A fun excuse to build your Dragonball dream team that unfortunately bogs down after a few weeks.
While no stranger to mobile games, the Dragonball franchise is not often linked with quality cell-phone games, especially outside of Japan. The newest attempt, Dragonball Legends, attempts to fuse real-time combat with RPG elements, tailored for quick play sessions. For the most part, it succeeds, delivering a satisfying Dragonball experience on the go.
Featuring a wholly-original story that follows a new Sayian from a different time, Dragonball Legends loosely justifies its main reason for existing – the ability to form teams of Dragonball characters across every series and media and have them beat the crap out of each other. Combat, the most important part of any Dragonball game, is done in real time, though there is less skill required than a traditional fighting game as most of the actions are carried out by selection various cards. There is a little tactical input, however, as characters have different types that must be matched or planned for, and combat dodges become a valuable skill later in the game. For a mobile game, the graphics are surprisingly good, and each special attack is appropriately flashy and devastating.
The real strength of Dragonball Legends is in its roster, which doesn’t disappoint. Obviously, characters like Goku, Frieza, and Piccolo are prominent, but the list extends into side characters such as the Ginyu Force, Paikuhan, and Pan. Each hails from a different ‘era’ in Dragonball lore, so several versions exist of each character, and each of those versions has their own special moves and abilities. Much of the early story mode can be beat with brute force, but as enemies grow stronger, a decent amount of team-building is required to reach high scores.

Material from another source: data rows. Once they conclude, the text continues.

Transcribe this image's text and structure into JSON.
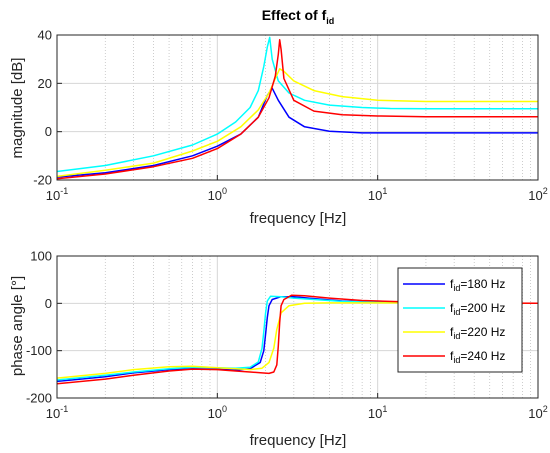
{
  "chart_data": [
    {
      "type": "line",
      "title_main": "Effect of f",
      "title_sub": "id",
      "xlabel": "frequency [Hz]",
      "ylabel": "magnitude [dB]",
      "xscale": "log",
      "xlim": [
        0.1,
        100
      ],
      "ylim": [
        -20,
        40
      ],
      "yticks": [
        "-20",
        "0",
        "20",
        "40"
      ],
      "grid": true,
      "series": [
        {
          "color": "#0000ff",
          "x": [
            0.1,
            0.2,
            0.4,
            0.7,
            1.0,
            1.4,
            1.8,
            2.05,
            2.2,
            2.4,
            2.8,
            3.5,
            5,
            8,
            12,
            20,
            40,
            100
          ],
          "y": [
            -18.8,
            -17,
            -14,
            -10,
            -6,
            -1,
            6,
            15,
            18,
            13,
            6,
            2,
            0.2,
            -0.5,
            -0.5,
            -0.5,
            -0.5,
            -0.5
          ]
        },
        {
          "color": "#00ffff",
          "x": [
            0.1,
            0.2,
            0.4,
            0.7,
            1.0,
            1.3,
            1.6,
            1.8,
            1.95,
            2.05,
            2.12,
            2.2,
            2.4,
            2.8,
            3.5,
            5,
            8,
            12,
            20,
            40,
            100
          ],
          "y": [
            -16.5,
            -14,
            -10,
            -5.5,
            -1,
            4,
            10,
            17,
            27,
            35,
            39,
            30,
            21,
            16,
            13,
            11,
            10,
            9.6,
            9.5,
            9.5,
            9.5
          ]
        },
        {
          "color": "#ffff00",
          "x": [
            0.1,
            0.2,
            0.4,
            0.7,
            1.0,
            1.4,
            1.8,
            2.1,
            2.3,
            2.45,
            2.6,
            3,
            4,
            6,
            10,
            20,
            40,
            100
          ],
          "y": [
            -18.5,
            -16,
            -13,
            -8,
            -4,
            2,
            9,
            16,
            22,
            26,
            25,
            21,
            17,
            14.5,
            13,
            12.5,
            12.5,
            12.5
          ]
        },
        {
          "color": "#ff0000",
          "x": [
            0.1,
            0.2,
            0.4,
            0.7,
            1.0,
            1.4,
            1.8,
            2.1,
            2.3,
            2.4,
            2.45,
            2.5,
            2.6,
            3,
            4,
            6,
            10,
            20,
            40,
            100
          ],
          "y": [
            -19.5,
            -17.5,
            -14.5,
            -11,
            -7,
            -1,
            6,
            14,
            23,
            32,
            38,
            34,
            22,
            13,
            8.5,
            7,
            6.5,
            6.2,
            6.2,
            6.2
          ]
        }
      ]
    },
    {
      "type": "line",
      "xlabel": "frequency [Hz]",
      "ylabel": "phase angle [°]",
      "xscale": "log",
      "xlim": [
        0.1,
        100
      ],
      "ylim": [
        -200,
        100
      ],
      "yticks": [
        "-200",
        "-100",
        "0",
        "100"
      ],
      "grid": true,
      "legend_position": "right",
      "series": [
        {
          "name_main": "f",
          "name_sub": "id",
          "name_rest": "=180 Hz",
          "color": "#0000ff",
          "x": [
            0.1,
            0.2,
            0.3,
            0.5,
            0.7,
            1.0,
            1.3,
            1.6,
            1.85,
            1.95,
            2.0,
            2.05,
            2.1,
            2.2,
            2.5,
            3,
            4,
            6,
            10,
            20,
            50,
            100
          ],
          "y": [
            -165,
            -155,
            -147,
            -140,
            -138,
            -139,
            -141,
            -138,
            -125,
            -100,
            -65,
            -30,
            -5,
            8,
            14,
            14,
            10,
            5,
            2,
            1,
            0,
            0
          ]
        },
        {
          "name_main": "f",
          "name_sub": "id",
          "name_rest": "=200 Hz",
          "color": "#00ffff",
          "x": [
            0.1,
            0.2,
            0.3,
            0.5,
            0.7,
            1.0,
            1.3,
            1.6,
            1.8,
            1.9,
            1.95,
            2.0,
            2.05,
            2.15,
            2.5,
            3,
            4,
            6,
            10,
            20,
            50,
            100
          ],
          "y": [
            -162,
            -152,
            -145,
            -138,
            -135,
            -136,
            -137,
            -135,
            -124,
            -95,
            -60,
            -20,
            5,
            15,
            14,
            11,
            8,
            4,
            2,
            1,
            0,
            0
          ]
        },
        {
          "name_main": "f",
          "name_sub": "id",
          "name_rest": "=220 Hz",
          "color": "#ffff00",
          "x": [
            0.1,
            0.2,
            0.3,
            0.5,
            0.7,
            1.0,
            1.3,
            1.6,
            1.9,
            2.1,
            2.25,
            2.35,
            2.5,
            2.8,
            3.5,
            5,
            10,
            20,
            50,
            100
          ],
          "y": [
            -158,
            -148,
            -140,
            -134,
            -133,
            -136,
            -138,
            -140,
            -137,
            -125,
            -95,
            -55,
            -20,
            -5,
            0,
            1,
            1,
            1,
            0,
            0
          ]
        },
        {
          "name_main": "f",
          "name_sub": "id",
          "name_rest": "=240 Hz",
          "color": "#ff0000",
          "x": [
            0.1,
            0.2,
            0.3,
            0.5,
            0.7,
            1.0,
            1.3,
            1.6,
            1.9,
            2.1,
            2.25,
            2.35,
            2.4,
            2.45,
            2.5,
            2.6,
            2.9,
            3.5,
            5,
            8,
            15,
            30,
            100
          ],
          "y": [
            -170,
            -160,
            -152,
            -143,
            -139,
            -140,
            -143,
            -145,
            -147,
            -148,
            -145,
            -130,
            -90,
            -40,
            -5,
            8,
            17,
            16,
            11,
            6,
            3,
            1,
            0
          ]
        }
      ]
    }
  ]
}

The game itself is packed with plenty of play modes to throw your custom team at. Real-time PVP, the story mode, challenges, dispatch missions, and more will give you plenty to tap away at, constantly earning rewards and leveling your characters and their abilities. It can be a little overwhelming at first, but a fairly decent tutorial will help acclimate new players. However, the tutorial stops once the item flood begins, and without an external, it could be difficult to know which items you should be getting for the best results.
Sadly, resource management is one of the areas where Dragonball Legends falls short. Like many other mobile games, it suffers from the ‘too many types of currency’ design, requiring different items for leveling up, training, boosting, and other various tasks. It detracts from the speed and simplicity of the game, and it’s obvious that some resources are purposely hidden behind low-drop rates (but of course are available for purchase with actual money). Thankfully, the drop ratio stays somewhat fair for the first few weeks, so it doesn’t feel like too much progress is locked down, but it’s still a drag to have to wait to play a game.
If Dragonball Legends was just a little easier to play constantly (without having to wait on energy) and a little more clear as to what the items and modes actually do, it would be a standout title. As it is though, it’s a fun way to pass a few hours for free through a simple, but enjoyable, story.